Análise: Revolta do Cazaquistão demorou a chegar e é indesejável para Putin
Rússia mantém relações estreitas com o país da fronteira sul e manifestações são preocupantes, desviando o foco do presidente russo em relação à Ucrânia.
Para os motoristas no oeste do Cazaquistão, não foi um ano novo feliz quando o 1º de janeiro chegou e dobrou o preço do gás liquefeito de petróleo (GLP).
Apenas algumas dezenas de pessoas foram às ruas na cidade de Zhanaozen para protestar, mas em três dias a raiva delas foi ecoada por várias pessoas em todo o vasto Estado da Ásia central, rico em recursos e farto de tudo, desde de desemprego e inflação à corrupção.
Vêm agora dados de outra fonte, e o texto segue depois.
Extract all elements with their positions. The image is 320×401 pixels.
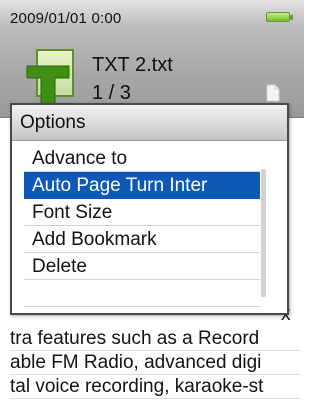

As forças de segurança tiveram a vantagem no início, superando amplamente aqueles que enfrentavam prisões e temperaturas abaixo de zero para protestar. Mas em 4 de janeiro, a inquietação espontânea engolfou Almaty, a maior cidade deste ex-Estado soviético autoritário. As promessas do governo de reverter o aumento de preços e oferecer outros suportes econômicos foram insuficientes e tardias.
Agora, o presidente Kassym-Jomart Tokayev, que assumiu o cargo em 2019, enfrenta a escolha de oferecer um diálogo político real ou optar pela repressão.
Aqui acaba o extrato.